Arkasha woont in Antwerpen. Over alles wat goed gaat in haar leven, en zeker over alles wat misloopt, schrijft ze naar Anaïs, die in New York woont. Deze week: haar jeugdherinneringen.
Hey Anaïs,
Ik heb het lang uitgesteld, maar er was geen ontkomen meer aan. Vandaag heb ik mijn tienerkamer opgeruimd. Een Marie Kondo is er aan mij niet verloren gegaan, dat was duidelijk. Als tiener hield ik al mijn cinematicketjes, tekeningen, festivalbandjes, brieven, verjaardagskaartjes en foto’s bij in een ‘herinneringendoos’. Er zat nog net geen gebruikte kauwgom in.
De doos (die in de loop der tijd andere ‘bijdozen’ kreeg) doorwoelen en sorteren was een flashback naar tijden waarin Greenpeace- kaftpapier echt da bomb was, Bart Simpson de coolste gast ter wereld en Zaterdag is ’t Krapoelekesdag écht een gewaagde schijf. Het waren ook gouden tijden voor je zelfvertrouwen. Voor elke minuut extra watertrappelen kreeg je een zwembrevet en de juf of meester schreef ‘Flink!’ op elke toets. Allez, bij mij toch, bij u weet ik niet.
Pas op, niet mijn hele jeugd was zo onschuldig. In een van de bijdozen vond ik ook mijn eerste en enige proces verbaal: ik had oorbelletjes gepikt in de C&A van Wijnegem Shopping Center en werd betrapt. Ja Anaïs, voor je mij kende, was ik een dievegge.

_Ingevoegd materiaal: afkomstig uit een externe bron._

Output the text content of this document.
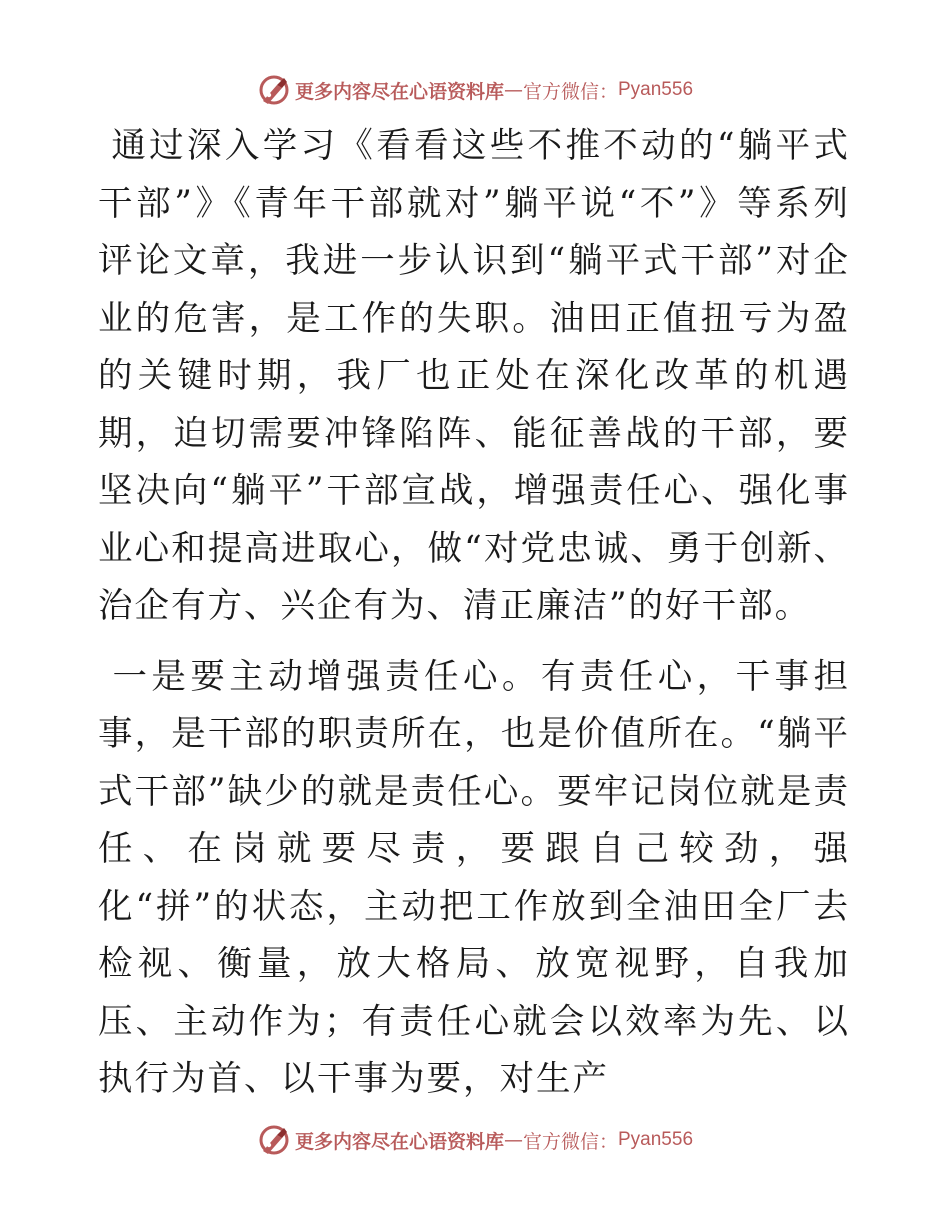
更多内容尽在心语资料库 — 官方微信： Pyan556

通过深入学习《看看这些不推不动的“躺平式干部”》《青年干部就对”躺平说“不”》等系列评论文章，我进一步认识到“躺平式干部”对企业的危害，是工作的失职。油田正值扭亏为盈的关键时期，我厂也正处在深化改革的机遇期，迫切需要冲锋陷阵、能征善战的干部，要坚决向“躺平”干部宣战，增强责任心、强化事业心和提高进取心，做“对党忠诚、勇于创新、治企有方、兴企有为、清正廉洁”的好干部。

一是要主动增强责任心。有责任心，干事担事，是干部的职责所在，也是价值所在。“躺平式干部”缺少的就是责任心。要牢记岗位就是责任、在岗就要尽责，要跟自己较劲，强化“拼”的状态，主动把工作放到全油田全厂去检视、衡量，放大格局、放宽视野，自我加压、主动作为；有责任心就会以效率为先、以执行为首、以干事为要，对生产

更多内容尽在心语资料库 — 官方微信： Pyan556
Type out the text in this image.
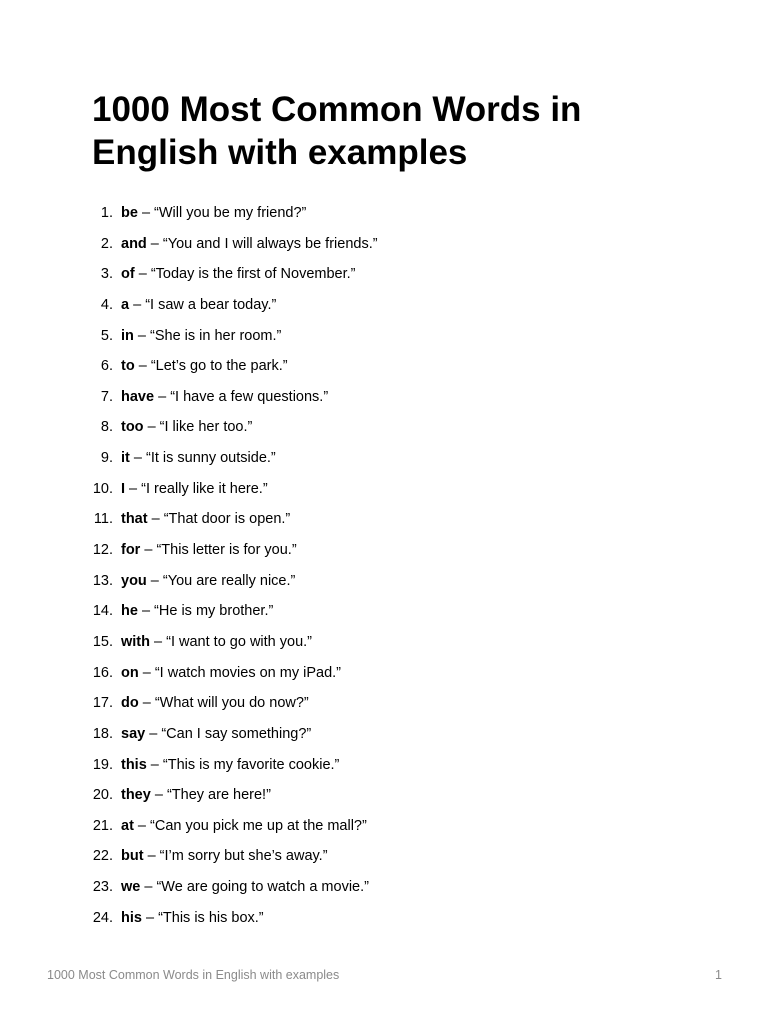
1000 Most Common Words in English with examples
1. be – “Will you be my friend?”
2. and – “You and I will always be friends.”
3. of – “Today is the first of November.”
4. a – “I saw a bear today.”
5. in – “She is in her room.”
6. to – “Let’s go to the park.”
7. have – “I have a few questions.”
8. too – “I like her too.”
9. it – “It is sunny outside.”
10. I – “I really like it here.”
11. that – “That door is open.”
12. for – “This letter is for you.”
13. you – “You are really nice.”
14. he – “He is my brother.”
15. with – “I want to go with you.”
16. on – “I watch movies on my iPad.”
17. do – “What will you do now?”
18. say – “Can I say something?”
19. this – “This is my favorite cookie.”
20. they – “They are here!”
21. at – “Can you pick me up at the mall?”
22. but – “I’m sorry but she’s away.”
23. we – “We are going to watch a movie.”
24. his – “This is his box.”
1000 Most Common Words in English with examples	1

Het hele politievertoon voor dat plastic prul – ik ben door twee agenten door ’t shopping geëscorteerd en moest in de combi mee naar het politiebureau – was voor een dertienjarige je reinste horror (en achteraf gezien een goede les). Ik heb nooit meer oorbelletjes gepikt. Of toch niet in de C&A.
Ginger, Baby, Scary, Sporty en Posh toonden aan dat meisjes alles konden zijn wat ze maar wilden zijn.
Toen was ik al een bedreven brievenschrijver, zo blijkt, al werden mijn brieven toen net iets vaker vergezeld van glitterende stickers. Het valt me, naast de random mix van gRoTe en klEiNe letters, op hoe creatief mijn vriendinnen en ik als pubers waren. Ik moet nog steeds lachen met onze verzonnen alter ego’s als ‘Jimmeke’, ‘Guido’ en ‘Ed & Shana’. We schreven rapnummers als Een rak onder auwe frak en Tsjernodebiel. Best goed eigenlijk. Nu niet zo goed als Zaterdag van KIA, natuurlijk. Waar ik ook blij om ben, is dat ik een geprint chatgesprek vond tussen mij en de man (toen nog jongen) op wie ik smoorverliefd was, maar met wie het niks is geworden. Hij was de broer van een vriendin en hij had een lief. Ik maakte geen kans. Of dat dacht ik toch.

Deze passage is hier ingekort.